By the fourteenth century, the Jewish question of Byzantium seemed to be most concerned with Venetian Jews. Venetians had come to reside in the Empire in large numbers by the early 14th century, and treaties between the Empire and Venice granted the Venetians living in the empire, including Jews of Venetian origin, special privileges, though they also carried certain minor economic prohibitions. Under the aegis of these treaties, Venetian Jews could buy, sell or rent land anywhere in Constantinople. They also enjoyed a more favorable tax structure than Byzantine citizens, as well as the freedom of movement and settlement anywhere in the Empire.

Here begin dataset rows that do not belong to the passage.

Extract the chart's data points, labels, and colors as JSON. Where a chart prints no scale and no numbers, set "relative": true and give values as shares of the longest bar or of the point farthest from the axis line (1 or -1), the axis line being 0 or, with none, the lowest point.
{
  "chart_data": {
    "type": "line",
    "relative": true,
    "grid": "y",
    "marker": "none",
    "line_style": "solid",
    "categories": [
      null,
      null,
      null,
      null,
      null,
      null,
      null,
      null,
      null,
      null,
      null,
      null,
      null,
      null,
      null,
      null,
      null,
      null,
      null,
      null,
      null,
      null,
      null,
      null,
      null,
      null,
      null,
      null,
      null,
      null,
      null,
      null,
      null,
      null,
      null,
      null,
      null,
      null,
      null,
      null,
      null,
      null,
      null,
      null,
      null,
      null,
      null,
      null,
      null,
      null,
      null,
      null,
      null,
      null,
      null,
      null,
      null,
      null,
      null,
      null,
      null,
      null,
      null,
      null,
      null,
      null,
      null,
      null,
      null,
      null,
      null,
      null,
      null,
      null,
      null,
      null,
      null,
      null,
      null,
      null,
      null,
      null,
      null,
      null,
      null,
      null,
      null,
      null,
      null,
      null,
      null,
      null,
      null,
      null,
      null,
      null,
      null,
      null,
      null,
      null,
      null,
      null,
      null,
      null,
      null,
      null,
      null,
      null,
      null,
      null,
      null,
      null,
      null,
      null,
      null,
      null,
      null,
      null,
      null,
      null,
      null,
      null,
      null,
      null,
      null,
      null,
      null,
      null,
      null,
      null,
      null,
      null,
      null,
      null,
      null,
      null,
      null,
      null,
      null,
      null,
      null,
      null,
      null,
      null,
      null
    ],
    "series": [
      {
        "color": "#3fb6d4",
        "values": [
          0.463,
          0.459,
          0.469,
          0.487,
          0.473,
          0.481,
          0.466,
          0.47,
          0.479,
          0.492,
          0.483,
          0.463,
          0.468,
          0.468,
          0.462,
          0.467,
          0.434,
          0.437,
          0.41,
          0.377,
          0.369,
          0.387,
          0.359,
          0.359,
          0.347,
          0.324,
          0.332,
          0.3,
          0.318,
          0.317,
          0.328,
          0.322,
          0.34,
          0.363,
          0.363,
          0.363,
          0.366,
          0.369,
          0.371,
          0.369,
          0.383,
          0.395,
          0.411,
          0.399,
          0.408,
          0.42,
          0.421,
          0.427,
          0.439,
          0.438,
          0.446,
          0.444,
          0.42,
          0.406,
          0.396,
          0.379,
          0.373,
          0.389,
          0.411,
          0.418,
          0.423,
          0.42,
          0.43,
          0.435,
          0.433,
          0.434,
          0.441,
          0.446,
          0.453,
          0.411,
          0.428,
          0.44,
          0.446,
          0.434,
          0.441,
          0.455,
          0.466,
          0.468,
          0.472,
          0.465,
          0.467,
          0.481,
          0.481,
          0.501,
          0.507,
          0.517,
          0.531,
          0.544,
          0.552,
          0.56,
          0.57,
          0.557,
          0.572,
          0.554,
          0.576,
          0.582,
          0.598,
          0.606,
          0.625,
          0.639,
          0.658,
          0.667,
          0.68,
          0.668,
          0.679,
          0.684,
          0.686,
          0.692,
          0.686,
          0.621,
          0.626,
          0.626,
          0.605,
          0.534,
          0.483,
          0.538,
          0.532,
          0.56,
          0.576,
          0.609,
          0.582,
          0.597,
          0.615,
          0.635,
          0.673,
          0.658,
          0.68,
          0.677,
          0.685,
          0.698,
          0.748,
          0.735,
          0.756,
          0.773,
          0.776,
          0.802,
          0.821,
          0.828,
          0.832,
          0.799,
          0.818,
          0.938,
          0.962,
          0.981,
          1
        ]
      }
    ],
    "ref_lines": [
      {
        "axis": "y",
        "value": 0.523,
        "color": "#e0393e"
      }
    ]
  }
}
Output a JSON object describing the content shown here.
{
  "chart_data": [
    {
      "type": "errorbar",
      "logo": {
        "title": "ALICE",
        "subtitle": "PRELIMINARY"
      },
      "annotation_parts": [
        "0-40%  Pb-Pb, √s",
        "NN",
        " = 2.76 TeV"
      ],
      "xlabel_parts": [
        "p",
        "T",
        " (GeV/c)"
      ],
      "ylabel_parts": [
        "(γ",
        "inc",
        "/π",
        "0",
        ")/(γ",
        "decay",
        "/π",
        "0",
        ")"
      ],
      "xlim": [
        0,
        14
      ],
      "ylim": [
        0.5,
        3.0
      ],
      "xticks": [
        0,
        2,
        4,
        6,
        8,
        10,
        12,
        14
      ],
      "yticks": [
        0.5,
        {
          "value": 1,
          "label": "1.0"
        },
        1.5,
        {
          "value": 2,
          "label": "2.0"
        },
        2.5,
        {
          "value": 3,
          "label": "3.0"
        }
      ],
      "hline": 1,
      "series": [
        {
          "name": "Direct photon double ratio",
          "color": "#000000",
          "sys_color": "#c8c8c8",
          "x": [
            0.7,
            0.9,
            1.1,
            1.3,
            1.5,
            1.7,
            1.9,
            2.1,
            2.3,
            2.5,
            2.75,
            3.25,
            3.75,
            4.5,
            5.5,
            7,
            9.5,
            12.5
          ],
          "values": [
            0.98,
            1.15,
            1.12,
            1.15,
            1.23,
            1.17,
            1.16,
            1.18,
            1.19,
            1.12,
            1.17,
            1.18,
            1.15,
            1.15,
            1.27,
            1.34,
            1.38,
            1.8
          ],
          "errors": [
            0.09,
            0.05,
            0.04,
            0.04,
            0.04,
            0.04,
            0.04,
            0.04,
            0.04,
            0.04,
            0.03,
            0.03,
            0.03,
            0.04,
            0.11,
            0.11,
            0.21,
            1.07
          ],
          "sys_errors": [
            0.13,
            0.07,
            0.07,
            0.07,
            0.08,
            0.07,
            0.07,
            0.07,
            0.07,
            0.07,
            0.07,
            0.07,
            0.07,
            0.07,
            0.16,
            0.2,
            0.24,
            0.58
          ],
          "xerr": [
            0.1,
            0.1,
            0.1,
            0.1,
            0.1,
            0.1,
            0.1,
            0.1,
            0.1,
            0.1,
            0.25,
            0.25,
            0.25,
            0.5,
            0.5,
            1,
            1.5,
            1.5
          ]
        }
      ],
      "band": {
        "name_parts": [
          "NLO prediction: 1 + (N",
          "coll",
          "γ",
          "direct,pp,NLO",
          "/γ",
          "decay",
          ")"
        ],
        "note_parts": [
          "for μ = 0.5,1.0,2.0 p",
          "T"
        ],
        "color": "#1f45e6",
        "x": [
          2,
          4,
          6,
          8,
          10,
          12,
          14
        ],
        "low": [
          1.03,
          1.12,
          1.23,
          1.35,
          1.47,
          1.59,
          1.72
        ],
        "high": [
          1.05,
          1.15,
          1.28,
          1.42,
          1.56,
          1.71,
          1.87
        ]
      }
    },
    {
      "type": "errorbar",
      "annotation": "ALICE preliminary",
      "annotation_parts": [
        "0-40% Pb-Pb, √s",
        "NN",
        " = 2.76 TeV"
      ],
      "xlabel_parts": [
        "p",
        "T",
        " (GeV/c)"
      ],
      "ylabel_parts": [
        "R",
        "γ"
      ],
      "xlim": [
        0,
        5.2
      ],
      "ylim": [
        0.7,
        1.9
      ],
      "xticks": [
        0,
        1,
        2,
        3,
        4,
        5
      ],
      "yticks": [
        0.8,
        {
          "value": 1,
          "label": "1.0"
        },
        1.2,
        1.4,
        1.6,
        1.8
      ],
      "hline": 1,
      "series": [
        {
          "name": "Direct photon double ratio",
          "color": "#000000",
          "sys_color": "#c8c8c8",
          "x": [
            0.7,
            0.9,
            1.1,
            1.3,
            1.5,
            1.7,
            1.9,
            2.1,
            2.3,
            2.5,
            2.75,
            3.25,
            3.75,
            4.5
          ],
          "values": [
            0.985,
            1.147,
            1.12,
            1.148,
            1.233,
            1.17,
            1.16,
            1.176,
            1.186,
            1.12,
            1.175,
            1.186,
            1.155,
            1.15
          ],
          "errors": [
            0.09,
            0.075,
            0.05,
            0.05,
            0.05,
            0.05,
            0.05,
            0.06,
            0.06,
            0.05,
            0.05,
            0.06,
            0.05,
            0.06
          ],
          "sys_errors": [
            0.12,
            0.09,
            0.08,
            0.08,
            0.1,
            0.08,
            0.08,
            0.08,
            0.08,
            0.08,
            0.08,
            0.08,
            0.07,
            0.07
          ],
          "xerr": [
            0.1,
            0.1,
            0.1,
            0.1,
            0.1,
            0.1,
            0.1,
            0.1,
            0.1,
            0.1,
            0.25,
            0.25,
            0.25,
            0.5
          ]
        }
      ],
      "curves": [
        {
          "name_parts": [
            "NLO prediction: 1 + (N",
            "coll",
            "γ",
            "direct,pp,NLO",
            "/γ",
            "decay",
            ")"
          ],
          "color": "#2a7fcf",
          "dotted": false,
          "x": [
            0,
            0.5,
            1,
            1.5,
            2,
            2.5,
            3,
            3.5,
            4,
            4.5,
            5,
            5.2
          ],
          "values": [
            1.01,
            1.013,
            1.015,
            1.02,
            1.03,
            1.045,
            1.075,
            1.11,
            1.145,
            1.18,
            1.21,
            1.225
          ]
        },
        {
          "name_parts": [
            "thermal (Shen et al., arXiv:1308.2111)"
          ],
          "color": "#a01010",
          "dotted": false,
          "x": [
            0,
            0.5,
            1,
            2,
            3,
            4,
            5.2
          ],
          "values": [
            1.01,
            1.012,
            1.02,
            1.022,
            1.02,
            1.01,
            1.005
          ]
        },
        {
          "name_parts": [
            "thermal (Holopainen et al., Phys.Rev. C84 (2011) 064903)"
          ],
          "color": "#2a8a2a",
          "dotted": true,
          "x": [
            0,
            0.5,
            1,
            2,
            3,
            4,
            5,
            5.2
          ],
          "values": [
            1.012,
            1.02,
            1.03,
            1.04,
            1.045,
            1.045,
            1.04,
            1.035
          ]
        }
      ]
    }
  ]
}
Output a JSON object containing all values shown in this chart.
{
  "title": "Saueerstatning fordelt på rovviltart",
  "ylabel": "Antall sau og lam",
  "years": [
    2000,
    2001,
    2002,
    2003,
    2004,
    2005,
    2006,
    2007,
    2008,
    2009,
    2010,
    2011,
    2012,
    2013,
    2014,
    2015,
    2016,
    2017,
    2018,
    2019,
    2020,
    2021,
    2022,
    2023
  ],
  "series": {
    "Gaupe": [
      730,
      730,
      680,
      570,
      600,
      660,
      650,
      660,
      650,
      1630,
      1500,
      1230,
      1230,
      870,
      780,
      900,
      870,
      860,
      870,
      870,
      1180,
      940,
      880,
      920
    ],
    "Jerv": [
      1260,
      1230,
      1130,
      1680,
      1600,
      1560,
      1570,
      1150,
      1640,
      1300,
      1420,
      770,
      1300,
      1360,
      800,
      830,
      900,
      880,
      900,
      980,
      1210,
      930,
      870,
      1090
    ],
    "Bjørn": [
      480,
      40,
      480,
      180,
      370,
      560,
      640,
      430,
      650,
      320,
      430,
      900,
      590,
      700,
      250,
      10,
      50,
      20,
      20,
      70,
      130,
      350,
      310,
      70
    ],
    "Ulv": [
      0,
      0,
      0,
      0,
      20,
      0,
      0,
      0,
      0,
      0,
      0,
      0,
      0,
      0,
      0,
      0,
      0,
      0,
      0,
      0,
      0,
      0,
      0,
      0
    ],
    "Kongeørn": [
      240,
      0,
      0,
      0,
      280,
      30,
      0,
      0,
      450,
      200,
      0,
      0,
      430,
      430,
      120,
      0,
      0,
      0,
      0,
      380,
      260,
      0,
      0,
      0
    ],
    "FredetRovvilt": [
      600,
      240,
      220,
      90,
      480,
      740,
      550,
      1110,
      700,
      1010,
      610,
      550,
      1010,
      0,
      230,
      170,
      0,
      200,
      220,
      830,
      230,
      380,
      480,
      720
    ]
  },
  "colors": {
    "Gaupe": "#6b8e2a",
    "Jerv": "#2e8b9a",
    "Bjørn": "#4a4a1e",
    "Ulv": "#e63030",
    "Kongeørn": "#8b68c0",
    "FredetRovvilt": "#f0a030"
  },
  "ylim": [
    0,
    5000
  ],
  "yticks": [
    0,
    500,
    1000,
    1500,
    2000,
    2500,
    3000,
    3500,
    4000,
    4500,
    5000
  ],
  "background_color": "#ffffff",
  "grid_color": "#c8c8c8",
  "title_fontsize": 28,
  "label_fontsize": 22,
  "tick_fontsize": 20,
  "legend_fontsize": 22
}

Further complicating this legal status, some Jews obtained Venetian citizenship either "by coming from areas subject to the Republic or by purchasing naturalization", thus obtaining the same privileges as Venetian nationals in the Empire. At this time, the Empire was in rapid decay, and could not seriously enforce laws intended to curtail these rights and regain economic control within its borders. Thus, an exception to the general trend of Byzantine history emerged during this century, whereby Jews were entitled to a broader set of rights than Christians. However, it is important to note that these liberties were conferred based on their being Venetian, not based on their Jewish identity. Non-Venetian Jews did not profit from the Venetian-Byzantine treaties, and non-Jewish Venetians enjoyed the same liberties as their Jewish compatriots.